Samuel Moncada, ambasciatore del Venezuela all’OSA e ora ministro degli Esteri di nuova nomina, ha attribuito la vittoria «alla dignità dei popoli dei Caraibi» che hanno resistito alle pressioni degli Usa. Di sicuro ha contato la politica di interscambio solidale portata avanti in questi anni da Caracas nei confronti della Caricom, l’organizzazione che raggruppa 15 paesi anglofoni dei Caraibi, diversi dei quali contrari comunque al Venezuela. Tra questi, la Guiana, il cui governo tornato a destra ha riattizzato lo storico conflitto con Caracas per le acque dell’Esequibo, consentendo all’impresa petrolifera Exxon Mobil, di cui per anni è stato direttore esecutivo l’attuale segretario di Stato Usa, Rex Tillerson, di cominciare le trivellazioni in quel perimetro.

Tillerson, che aveva annunciato la propria presenza a Cancun, non è andato. L’asse tra il rappresentante USA e l’anfitrione Messico ha comunque guidato l’attacco dei paesi neoliberisti contro Caracas, questione centrale dell’incontro annuale. La ministra degli Esteri venezuelana, Delcy Rodriguez, ha reiterato l’abbandono dell’organismo da parte del suo paese, che non riconoscerà le decisioni prese contro Caracas. Prima di abbandonare l’Assemblea, ha però proposto 10 risoluzioni (tutte respinte) su alcune questioni brucianti per l’America latina. Tra queste, la vicenda dei 43 studenti normalistas scomparsi ad Ayotzinapa, la presenza di basi militari Usa in America latina, il muro di Trump con il Messico e la sua posizione sul clima, la parzialità di Almagro nella conduzione dell’Osa…

Maduro ha celebrato la vittoria e annunciato nuove proposte di dialogo sotto l’egida della CELAC, anche rivolte direttamente agli USA. In vista dell’Assemblea costituente, c’è stato un rimpasto di governo perché diversi ministri saranno impegnati nel percorso costituente a cui si sono candidate 5.500 persone, provenienti soprattutto dai settori sociali. Il 30 luglio dalle urne usciranno i 537 esponenti che guideranno il processo costituente per almeno 6 mesi.
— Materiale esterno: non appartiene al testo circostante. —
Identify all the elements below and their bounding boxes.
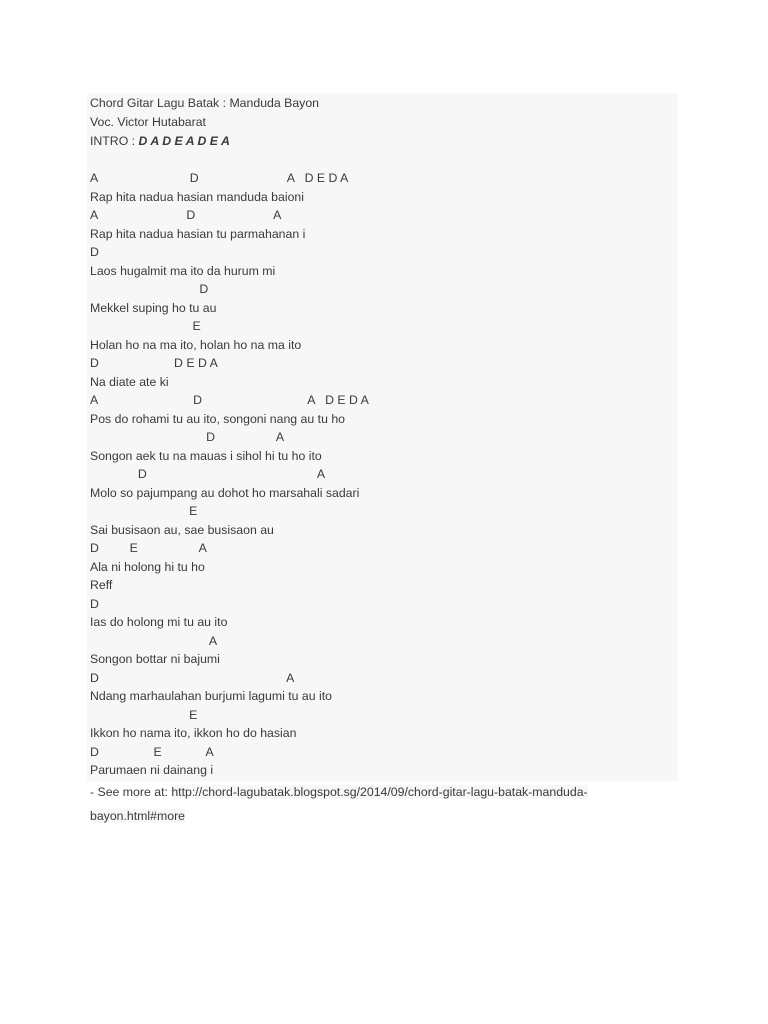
intro-line (90, 133, 230, 149)
lyric-line: Sai busisaon au, sae busisaon au (90, 522, 274, 537)
lyric-line: Songon bottar ni bajumi (90, 652, 220, 666)
vocalist: Voc. Victor Hutabarat (90, 115, 206, 129)
lyric-line: Reff (90, 578, 113, 592)
see-more (90, 780, 690, 828)
chord-line: A D A D E D A (90, 393, 369, 407)
chord-line: D E A (90, 541, 207, 555)
chord-line: A D A (90, 208, 282, 222)
lyric-line: Ikkon ho nama ito, ikkon ho do hasian (90, 726, 297, 740)
chord-line: A (90, 633, 218, 648)
chord-line: D A (90, 430, 285, 444)
lyric-line: Parumaen ni dainang i (90, 763, 214, 777)
lyric-line: Mekkel suping ho tu au (90, 300, 217, 315)
chord-line: D A (90, 670, 295, 685)
lyric-line: Pos do rohami tu au ito, songoni nang au tu ho (90, 411, 345, 426)
chord-line: D D E D A (90, 356, 218, 370)
see-more-label: - See more at: (90, 785, 172, 799)
chord-line: D (90, 282, 209, 296)
lyric-line: Ias do holong mi tu au ito (90, 615, 228, 629)
lyric-line: Ndang marhaulahan burjumi lagumi tu au ito (90, 689, 332, 703)
chord-line: D A (90, 467, 326, 481)
lyric-line: Laos hugalmit ma ito da hurum mi (90, 263, 276, 278)
chord-line: E (90, 707, 198, 722)
lyric-line: Rap hita nadua hasian tu parmahanan i (90, 226, 306, 241)
lyric-line: Holan ho na ma ito, holan ho na ma ito (90, 337, 302, 352)
lyric-line: Rap hita nadua hasian manduda baioni (90, 189, 304, 204)
chord-line: A D A D E D A (90, 171, 349, 185)
lyric-line: Molo so pajumpang au dohot ho marsahali sadari (90, 485, 360, 500)
chord-line: D (90, 245, 99, 259)
intro-label: INTRO : (90, 134, 139, 148)
chord-line: E (90, 504, 198, 518)
source-link-continued[interactable]: bayon.html#more (90, 809, 186, 823)
chord-line: E (90, 319, 201, 333)
source-link[interactable]: http://chord-lagubatak.blogspot.sg/2014/09/chord-gitar-lagu-batak-manduda- (171, 785, 588, 799)
lyric-line: Na diate ate ki (90, 374, 169, 389)
chord-line: D E A (90, 744, 214, 759)
intro-chords: D A D E A D E A (138, 134, 230, 148)
chord-line: D (90, 596, 99, 611)
lyric-line: Ala ni holong hi tu ho (90, 559, 205, 574)
lyric-line: Songon aek tu na mauas i sihol hi tu ho ito (90, 448, 322, 463)
song-title: Chord Gitar Lagu Batak : Manduda Bayon (90, 96, 319, 110)
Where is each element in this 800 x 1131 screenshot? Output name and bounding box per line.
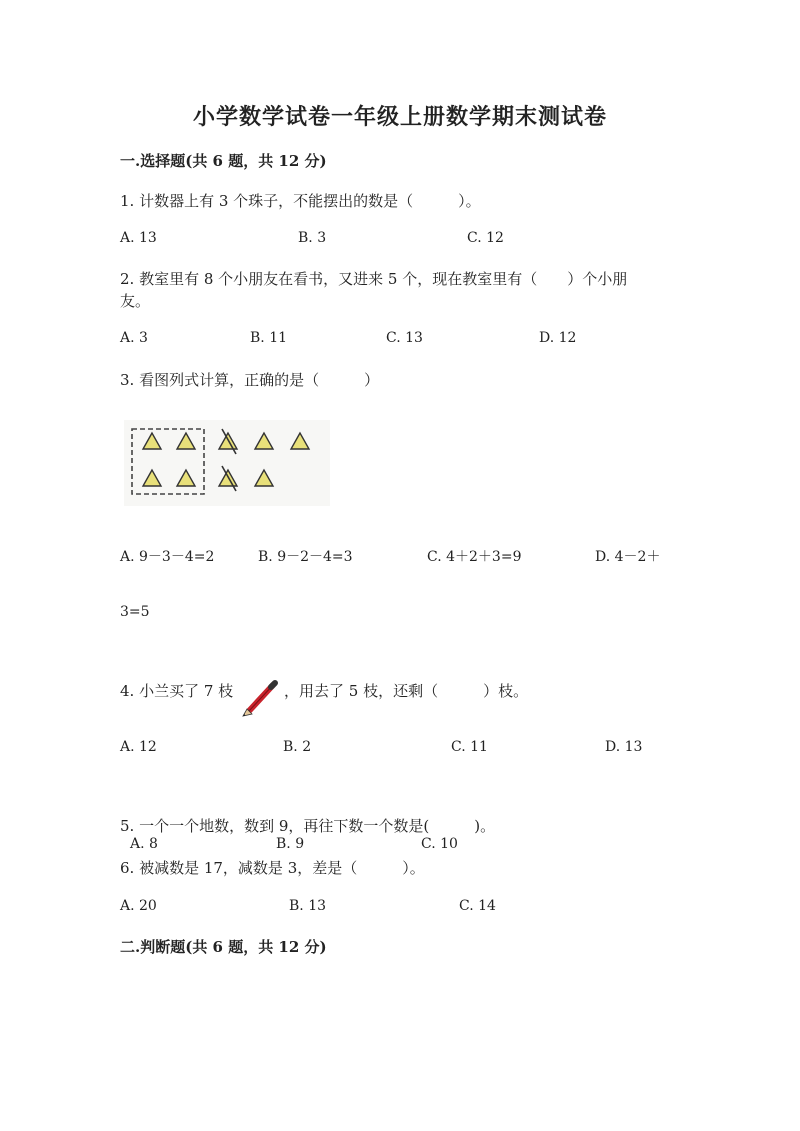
q3-option-d-wrap: 3=5 [120,604,150,620]
q3-option-c: C. 4＋2＋3=9 [427,549,522,565]
q3-option-a: A. 9－3－4=2 [120,549,215,565]
question-4-part2: ，用去了 5 枝，还剩（ ）枝。 [284,682,529,700]
q4-option-a: A. 12 [120,739,157,755]
pencil-icon [240,680,280,718]
question-3: 3. 看图列式计算，正确的是（ ） [120,371,380,389]
q1-option-a: A. 13 [120,230,157,246]
q5-option-b: B. 9 [276,836,305,852]
section-heading-choice: 一.选择题(共 6 题，共 12 分) [120,152,327,170]
section-heading-judgment: 二.判断题(共 6 题，共 12 分) [120,938,327,956]
question-2-line2: 友。 [120,292,151,310]
question-2-line1: 2. 教室里有 8 个小朋友在看书，又进来 5 个，现在教室里有（ ）个小朋 [120,270,628,288]
question-6: 6. 被减数是 17，减数是 3，差是（ ）。 [120,859,425,877]
q6-option-b: B. 13 [289,898,327,914]
triangle-figure [124,420,330,506]
q6-option-c: C. 14 [459,898,496,914]
q2-option-d: D. 12 [539,330,577,346]
q2-option-c: C. 13 [386,330,423,346]
question-5: 5. 一个一个地数，数到 9，再往下数一个数是( )。 [120,817,496,835]
q3-option-d: D. 4－2＋ [595,549,661,565]
q2-option-b: B. 11 [250,330,288,346]
q5-option-c: C. 10 [421,836,458,852]
q5-option-a: A. 8 [130,836,158,852]
q3-option-b: B. 9－2－4=3 [258,549,353,565]
q2-option-a: A. 3 [120,330,148,346]
q4-option-c: C. 11 [451,739,488,755]
question-4-part1: 4. 小兰买了 7 枝 [120,682,234,700]
q1-option-c: C. 12 [467,230,504,246]
q4-option-b: B. 2 [283,739,312,755]
q1-option-b: B. 3 [298,230,327,246]
page-title: 小学数学试卷一年级上册数学期末测试卷 [192,104,607,130]
q4-option-d: D. 13 [605,739,643,755]
question-1: 1. 计数器上有 3 个珠子，不能摆出的数是（ ）。 [120,192,481,210]
q6-option-a: A. 20 [120,898,157,914]
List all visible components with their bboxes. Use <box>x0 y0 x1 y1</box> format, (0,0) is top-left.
Verranno esaminate e classificate per temi circa 20.000 proposte provenienti dagli studenti, dai contadini, dalle donne, dai pensionati, dai lavoratori… Se ne discuterà in apposite commissioni e poi nelle plenarie. Da lì usciranno proposte concrete per allargare lo spettro dei diritti e delle conquiste dell’attuale costituzione bolivariana, votata nel 1999, e per avanzare verso «lo stato comunale».

Una via che l’opposizione, però, rifiuta: invita alla «disobbedienza civile» e alla rivolta delle Forze armate. L’intenzione delle destre è quella di formare un governo parallelo e intanto insistere con le proteste violente, che hanno già provocato oltre 75 morti. Contraria, seppur con accenti diversi, anche un’area di centro, che fa capo alla Procuratrice generale Luisa Ortega proposta come nuova «Violeta Chamorro» sul modello anti-sandinista d’antan. Contro Maduro, anche l’Europa, che moltiplica i pronunciamenti. Al comune di Roma, il Pd ha fatto votare una risoluzione di condanna vincolante, passata all’unanimità.